Certains événements récents ont fait remonter à la surface le lourd passé esclavagiste des siècles derniers. Même s’il est important de pouvoir confronter ce passé à la critique historique, cela ne doit pas nous faire oublier que l’esclavagisme est loin d’avoir disparu au 21ème siècle.

L’esclavagisme moderne n’a pas de couleur, pas d’ethnie, pas de genre, pas de religion. La Traite des Êtres Humains, c’est son nom aujourd’hui, concerne toutes les formes d’exploitation de personnes vulnérables, par des individus dont l’unique motivation est l’accumulation de plantureux bénéfices.

Exploitation sexuelle, exploitation économique, exploitation de la mendicité, trafic d’organes ou exploitation aux fins de faire commettre des infractions pénales sont des activités criminelles particulièrement odieuses contre lesquelles nous luttons depuis de nombreuses années. La Belgique, depuis le début des années 90, est précurseur en ce domaine.
La Traite des Êtres Humains, tout comme le Trafic d’Êtres Humains, sont des phénomènes dont le champ d’activité est éminemment international. C’est pour cette raison qu’aujourd’hui, nous sommes aux côtés de nos partenaires internationaux afin de mener efficacement la lutte contre les esclavagistes et libérer de leur joug un maximum de victimes.

Comme chaque anées, nous nous associons à la campagne BLUE HEART menée sous l’égide des Nations Unies afin de rappeler à chacun l’importance de la lutte contre la Traite des Êtres Humains.

Quelques faits

  • À tout instant dans le monde, 2,4 millions de personnes victimes de la traite sont soumises au travail forcé (BIT, 2005).
  • Les femmes et les filles représentent 80 %, et les enfants entre 15 et 20 % des victimes. La traite des enfants a lieu dans toutes les régions du monde. Dans certains pays, c’est la forme de traite la plus courante (UNODC, 2009).
  • L’exploitation sexuelle représente environ 80 % des cas connus.
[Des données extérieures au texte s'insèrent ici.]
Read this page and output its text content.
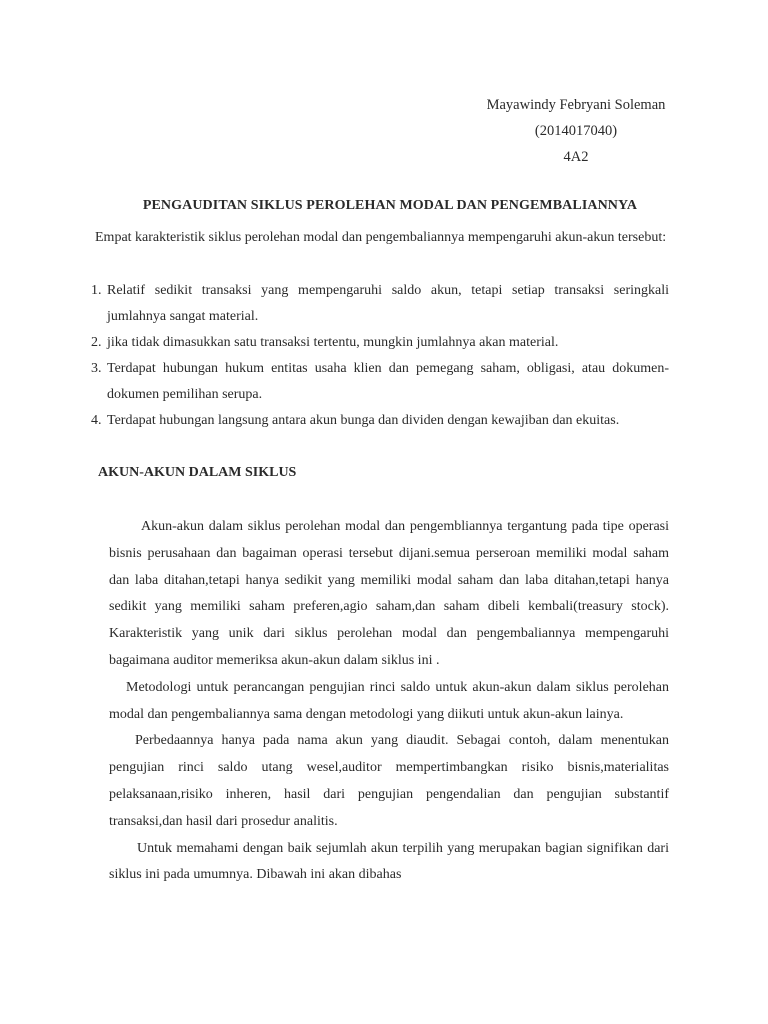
Mayawindy Febryani Soleman
(2014017040)
4A2
PENGAUDITAN SIKLUS PEROLEHAN MODAL DAN PENGEMBALIANNYA
Empat karakteristik siklus perolehan modal dan pengembaliannya mempengaruhi akun-akun tersebut:
1. Relatif sedikit transaksi yang mempengaruhi saldo akun, tetapi setiap transaksi seringkali jumlahnya sangat material.
2. jika tidak dimasukkan satu transaksi tertentu, mungkin jumlahnya akan material.
3. Terdapat hubungan hukum entitas usaha klien dan pemegang saham, obligasi, atau dokumen-dokumen pemilihan serupa.
4. Terdapat hubungan langsung antara akun bunga dan dividen dengan kewajiban dan ekuitas.
AKUN-AKUN DALAM SIKLUS

Akun-akun dalam siklus perolehan modal dan pengembliannya tergantung pada tipe operasi bisnis perusahaan dan bagaiman operasi tersebut dijani.semua perseroan memiliki modal saham dan laba ditahan,tetapi hanya sedikit yang memiliki modal saham dan laba ditahan,tetapi hanya sedikit yang memiliki saham preferen,agio saham,dan saham dibeli kembali(treasury stock). Karakteristik yang unik dari siklus perolehan modal dan pengembaliannya mempengaruhi bagaimana auditor memeriksa akun-akun dalam siklus ini .

Metodologi untuk perancangan pengujian rinci saldo untuk akun-akun dalam siklus perolehan modal dan pengembaliannya sama dengan metodologi yang diikuti untuk akun-akun lainya.

Perbedaannya hanya pada nama akun yang diaudit. Sebagai contoh, dalam menentukan pengujian rinci saldo utang wesel,auditor mempertimbangkan risiko bisnis,materialitas pelaksanaan,risiko inheren, hasil dari pengujian pengendalian dan pengujian substantif transaksi,dan hasil dari prosedur analitis.

Untuk memahami dengan baik sejumlah akun terpilih yang merupakan bagian signifikan dari siklus ini pada umumnya. Dibawah ini akan dibahas
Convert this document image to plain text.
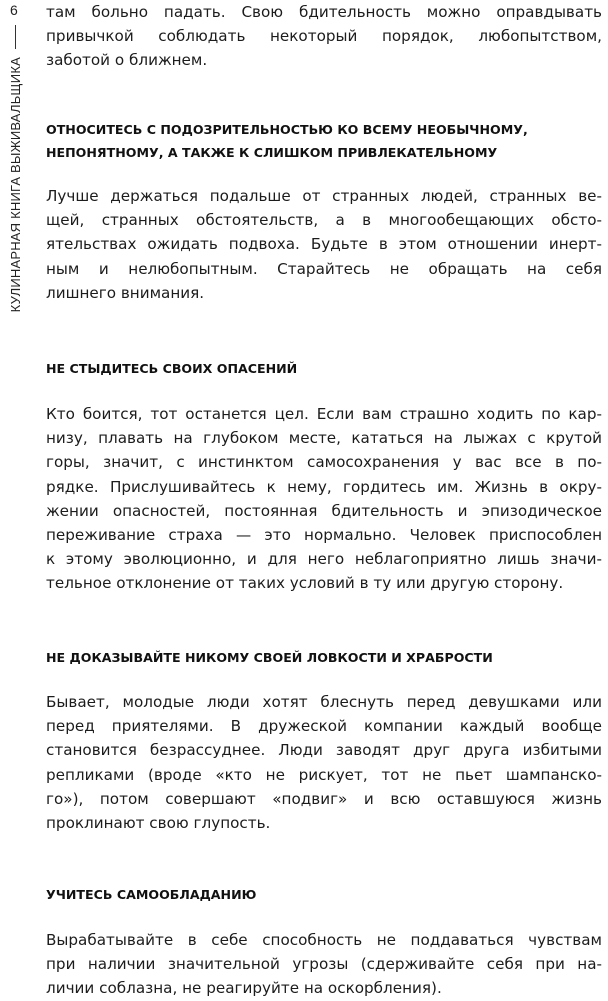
6
КУЛИНАРНАЯ КНИГА ВЫЖИВАЛЬЩИКА
там больно падать. Свою бдительность можно оправдывать
привычкой соблюдать некоторый порядок, любопытством,
заботой о ближнем.
ОТНОСИТЕСЬ С ПОДОЗРИТЕЛЬНОСТЬЮ КО ВСЕМУ НЕОБЫЧНОМУ,
НЕПОНЯТНОМУ, А ТАКЖЕ К СЛИШКОМ ПРИВЛЕКАТЕЛЬНОМУ
Лучше держаться подальше от странных людей, странных ве-
щей, странных обстоятельств, а в многообещающих обсто-
ятельствах ожидать подвоха. Будьте в этом отношении инерт-
ным и нелюбопытным. Старайтесь не обращать на себя
лишнего внимания.
НЕ СТЫДИТЕСЬ СВОИХ ОПАСЕНИЙ
Кто боится, тот останется цел. Если вам страшно ходить по кар-
низу, плавать на глубоком месте, кататься на лыжах с крутой
горы, значит, с инстинктом самосохранения у вас все в по-
рядке. Прислушивайтесь к нему, гордитесь им. Жизнь в окру-
жении опасностей, постоянная бдительность и эпизодическое
переживание страха — это нормально. Человек приспособлен
к этому эволюционно, и для него неблагоприятно лишь значи-
тельное отклонение от таких условий в ту или другую сторону.
НЕ ДОКАЗЫВАЙТЕ НИКОМУ СВОЕЙ ЛОВКОСТИ И ХРАБРОСТИ
Бывает, молодые люди хотят блеснуть перед девушками или
перед приятелями. В дружеской компании каждый вообще
становится безрассуднее. Люди заводят друг друга избитыми
репликами (вроде «кто не рискует, тот не пьет шампанско-
го»), потом совершают «подвиг» и всю оставшуюся жизнь
проклинают свою глупость.
УЧИТЕСЬ САМООБЛАДАНИЮ
Вырабатывайте в себе способность не поддаваться чувствам
при наличии значительной угрозы (сдерживайте себя при на-
личии соблазна, не реагируйте на оскорбления).
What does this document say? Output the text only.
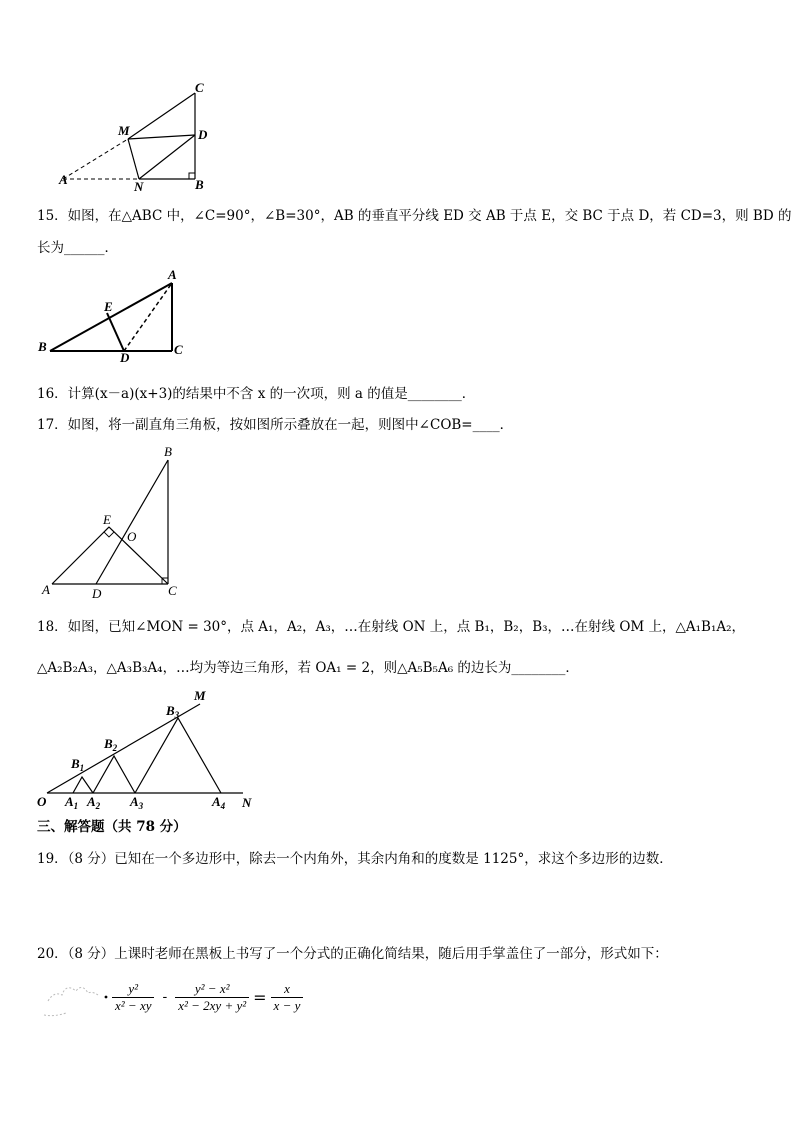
C
M	D
A	N	B
15．如图，在△ABC 中，∠C=90°，∠B=30°，AB 的垂直平分线 ED 交 AB 于点 E，交 BC 于点 D，若 CD=3，则 BD 的
长为______．
A
E
B
D
C
16．计算(x－a)(x+3)的结果中不含 x 的一次项，则 a 的值是________．
17．如图，将一副直角三角板，按如图所示叠放在一起，则图中∠COB=____．
B
E
O
A	D	C
18．如图，已知∠MON = 30°，点 A₁，A₂，A₃，…在射线 ON 上，点 B₁，B₂，B₃，…在射线 OM 上，△A₁B₁A₂，
△A₂B₂A₃，△A₃B₃A₄，…均为等边三角形，若 OA₁ = 2，则△A₅B₅A₆ 的边长为________．
M
O	N
$B_3$
$B_2$
$B_1$
$A_1$ $A_2$ $A_3$	$A_4$
三、解答题（共 78 分）
19．（8 分）已知在一个多边形中，除去一个内角外，其余内角和的度数是 1125°，求这个多边形的边数．
20．（8 分）上课时老师在黑板上书写了一个分式的正确化简结果，随后用手掌盖住了一部分，形式如下：
$\frac{\text{y²}}{\text{x² − xy}} - \frac{\text{y² − x²}}{\text{x² − 2xy + y²}} = \frac{x}{x - y}$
Selon les spécialistes, la traite aux fins du travail forcé est un phénomène largement sous-estimé, ou alors fait généralement l’objet de poursuites au titre d’autres infractions (UNODC, 2009).
  • Dans 30 % des pays où l’on dispose de données sur le sexe des auteurs de la traite, les personnes condamnées pour des infractions liées à la traite sont majoritairement des femmes (UNODC, 2009).
  • Les Nations Unies estiment à 32 milliards de dollars les profits générés dans le monde par la traite des êtres humains (BIT, 2005).
  • Les données relatives aux cas avérés montrent que la traite s’effectue surtout au sein d’une même région, et que la traite entre les régions, bien qu’importante, est relativement moins fréquente (UNODC, 2008).
  • La traite à l’échelle nationale a été détectée dans au moins 32 des pays pour lesquels des données étaient disponibles, et dans certains d’entre eux, elle représente un problème de taille (UNODC, 2008).

La campagne Cœur bleu cherche à impliquer les gens et à mobiliser les organisations internationales, les gouvernements, la société civile, le secteur privé, ainsi que tout un chacun, dans la lutte contre la traite des êtres humains. Elle veut aussi permettre à la population de manifester son appui à la cause et sensibiliser l’opinion à l’urgence du problème pour encourager une action coordonnée. Le Cœur bleu doit devenir le symbole de la traite, au même titre que le ruban rouge est le symbole du VIH/sida.